Follow This One Tip for a Healthy Sustainable Diet

Photo credit: Getty Images
Photo credit: Getty Images

From Women's Health

Each week, we’ll be bringing you the best advice from the WH team’s brand-new podcast, Going for Goal.

Focused on helping you smash your 2020 health, fitness and wellness goals, leading leading experts share their winning advice every week.

This week, host Roisín Dervish-O'Kane asked how we can all build a sustainable diet. Head here to listen and download on your device.

Whether you’ve gone full-on Veganuary after watching the Netflix's Game Changers documentary or are just flirting with being flexitarian in pursuit of having a more sustainable diet, more of us than ever before are looking to be more ethical when it comes to what we put on our plates in 2020.

This week’s episode of Going for Goal heard from Dr Rosemary Green, Assistant Professor in Nutrition and Sustainability at the London School of Hygiene and Tropical Medicine.

She's one of the foremost experts in how have a sustainable diet - and offered some sage, and surprising, tips on eat ethically while keeping your nutrition in check.

Is there a sustainable diet that isn't vegan?

By this point, we’re all aware that cutting down our meat and dairy consumption is key to protecting our planet. But besides ditching animal products entirely and going vegan what can we do to our diets that can really make a change?

Enter, the ‘low food chain’ diet. What’s that, you ask? Well, turns out that the name does what it says on the tin.

‘It’s a diet where you eat as far down the food chain as you can, basically,’ Dr Green explained. So, yes, plants are very much welcome - but you've got a little more freedom with this sustainable diet compared to going vegan.

What animal products can you eat on the low food chain sustainable diet?

‘It's not exclusively plant-based as it also allows low food chain animals, which are things like bi-valve molluscs such as cockles and mussels,' she added. So you can order Moules frites for your tastebuds and the planet. Boom.

'Insects are also very low down the food chain,' she offered - explaining that, if you're not quite down for chomping on crickets whole, you can get their sustainable protein content via flour - or even blended into protein bars.

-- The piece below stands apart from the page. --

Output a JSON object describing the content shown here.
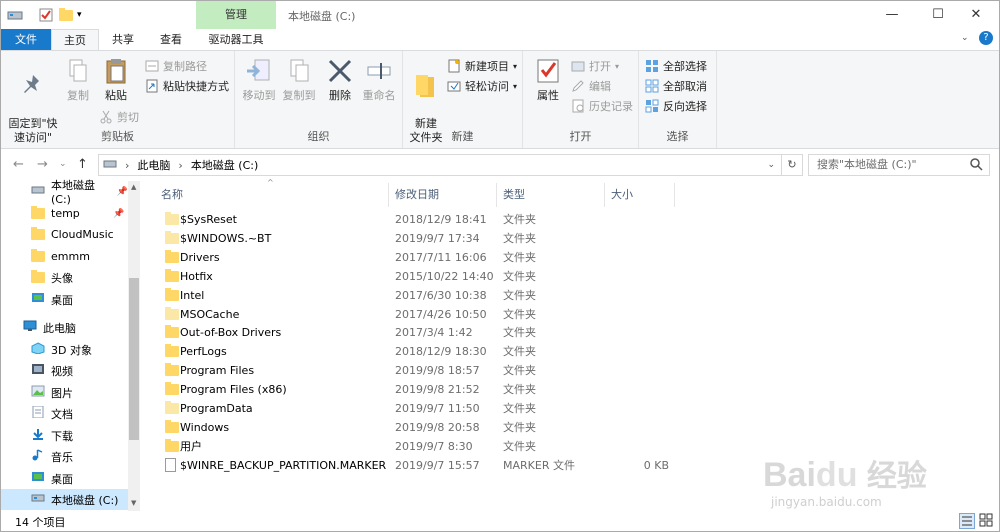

‘You can get protein from these animal type foods and its not a completely vegan diet, but the emissions are really low because those animals are converting energy much more efficiently than an animal that’s much higher up the food chain, like a cow or a sheep.’

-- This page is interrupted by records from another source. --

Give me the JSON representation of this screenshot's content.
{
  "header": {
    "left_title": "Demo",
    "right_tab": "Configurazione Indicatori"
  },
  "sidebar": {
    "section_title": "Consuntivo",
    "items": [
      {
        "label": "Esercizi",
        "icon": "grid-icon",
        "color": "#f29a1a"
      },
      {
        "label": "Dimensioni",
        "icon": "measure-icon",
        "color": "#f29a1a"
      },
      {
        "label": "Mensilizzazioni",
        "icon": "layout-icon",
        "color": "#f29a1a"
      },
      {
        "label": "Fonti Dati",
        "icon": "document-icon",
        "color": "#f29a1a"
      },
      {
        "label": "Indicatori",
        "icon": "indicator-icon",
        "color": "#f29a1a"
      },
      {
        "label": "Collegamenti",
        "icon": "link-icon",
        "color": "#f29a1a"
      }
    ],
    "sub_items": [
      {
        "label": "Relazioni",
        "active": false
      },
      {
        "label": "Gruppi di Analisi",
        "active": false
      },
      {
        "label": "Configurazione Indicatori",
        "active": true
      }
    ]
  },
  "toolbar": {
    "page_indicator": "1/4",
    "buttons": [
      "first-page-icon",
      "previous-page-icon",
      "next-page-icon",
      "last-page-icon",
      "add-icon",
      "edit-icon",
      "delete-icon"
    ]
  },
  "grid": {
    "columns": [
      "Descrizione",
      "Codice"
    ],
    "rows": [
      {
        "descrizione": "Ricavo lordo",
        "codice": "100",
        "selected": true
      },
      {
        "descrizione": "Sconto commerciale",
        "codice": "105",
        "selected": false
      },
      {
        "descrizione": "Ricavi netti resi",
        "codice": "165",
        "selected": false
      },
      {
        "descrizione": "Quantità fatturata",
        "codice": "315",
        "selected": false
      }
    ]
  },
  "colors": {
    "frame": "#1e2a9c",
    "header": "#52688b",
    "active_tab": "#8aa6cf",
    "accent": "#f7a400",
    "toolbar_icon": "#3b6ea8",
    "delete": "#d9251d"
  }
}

Worried your sustainable diet isn't sustainable enough?

Still feeling anxious about whether or not you are eating a truly sustainable diet? Dr Green's advice is to not beat yourself up. ‘You’d be paralysed if you tried to make every decision a perfect one,’ she reassured host, Roisín.

‘All we can do is try and minimise the damage that we do and try to maximise any positive opportunities for change that there might be,' she adds.

The final word? shop discerningly; eat your leftovers; try your best not to overthink it. Bon appétit.